John Goodwin has almost made a novel out of Sir Peter’s notes. It is something like Angus Wilson’s The Old Men at the Zoo, in which a naturalist, an expert on badgers, finds himself Secretary of the Zoological Society, trying to keep the show on the road as an emblem of the nation, despite his difficulties with the staff, and his weakness before the pressures of Labour and Tory, fascist and loony-left philosophies. He should have stuck to badgers.
It is the same with Sir Peter. He is a skilful play director: his keen eye for character expressed in the way people move, what they say and how they say it, is revealed in these pages through the dozens of neat anecdotes about the performers he admires. Ralph Richardson shows up very well, offering Hall gnomic and godly advice, calculating his effects. So does Harold Pinter – himself an actor as well as a writer.

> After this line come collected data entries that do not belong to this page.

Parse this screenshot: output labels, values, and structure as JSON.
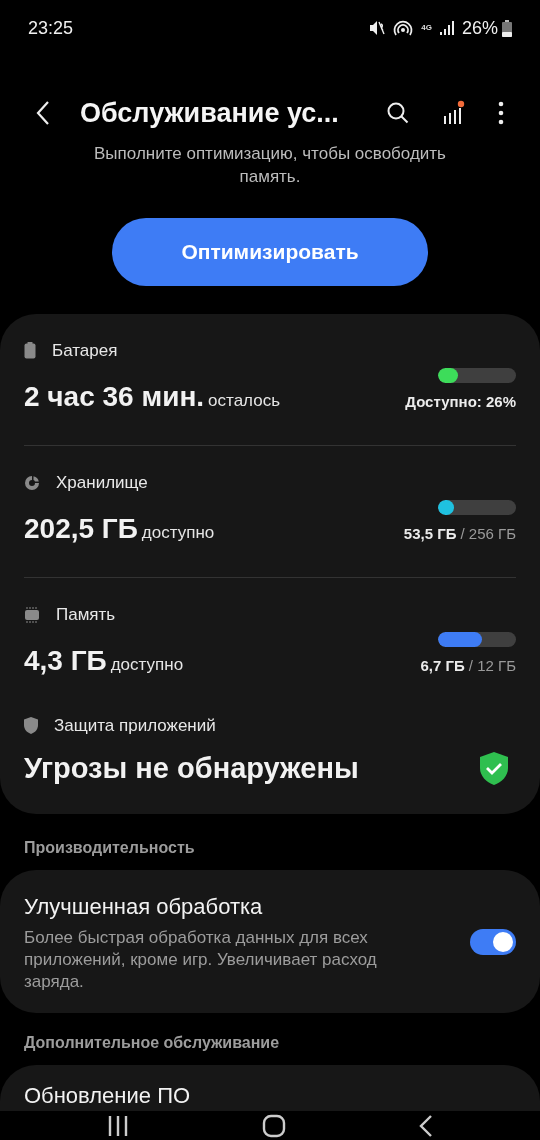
{
  "status_bar": {
    "time": "23:25",
    "network": "4G",
    "battery": "26%"
  },
  "header": {
    "title": "Обслуживание ус...",
    "notification_dot": true
  },
  "intro": {
    "text": "Выполните оптимизацию, чтобы освободить память.",
    "button": "Оптимизировать"
  },
  "metrics": [
    {
      "kind": "battery",
      "label": "Батарея",
      "value": "2 час 36 мин.",
      "suffix": "осталось",
      "level": 0.26,
      "color": "#3ddc5a",
      "reading": "Доступно: 26%"
    },
    {
      "kind": "storage",
      "label": "Хранилище",
      "value": "202,5 ГБ",
      "suffix": "доступно",
      "level": 0.21,
      "color": "#1fc1e0",
      "used": "53,5 ГБ",
      "total": "/ 256 ГБ"
    },
    {
      "kind": "memory",
      "label": "Память",
      "value": "4,3 ГБ",
      "suffix": "доступно",
      "level": 0.56,
      "color": "#3e7cf5",
      "used": "6,7 ГБ",
      "total": "/ 12 ГБ"
    }
  ],
  "protection": {
    "label": "Защита приложений",
    "value": "Угрозы не обнаружены",
    "safe": true
  },
  "performance": {
    "heading": "Производительность",
    "title": "Улучшенная обработка",
    "description": "Более быстрая обработка данных для всех приложений, кроме игр. Увеличивает расход заряда.",
    "on": true
  },
  "additional": {
    "heading": "Дополнительное обслуживание",
    "items": [
      "Обновление ПО"
    ]
  }
}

Sir Peter may struggle too hard to be serious: he may choose silly plays about serious subjects, and he may assume too readily that all characters in serious plays should be ‘discussing moral dilemmas directly with the audience’ – even thugs like Tamburlaine. But he is good at stage direction – and should not be expected also to choose plays, casts and directors for three theatres, juggle the timetable and the repertoire, handle grand committees, backstage staff, press and television.
We should be thinking about the administration of the National Theatre. It is too big a job for one man. Do we really need three theatres on the South Bank? Why not two – a main arena and a studio theatre? The Olivier could have its own stage boss, its own company and backstage staff; so could the little Cottesloe. An administrator could be appointed to act as umpire between the two, and deal with boards, committees, finance and publicity. Plays need not be kept in the repertoire: they could run their weeks or months and then finish. These are some of the suggestions one hears.
Ralph Richardson used to say that a big bike is best except when it falls on top of you – then, you wish you had a Vespa. Despite his apparent omniscience, Sir Ralph may not have known that when you come off a Vespa you sometimes get your foot painfully trapped. The National Theatre is Peter Hall’s big bike and this book is his little Vespa. He has put his foot in it.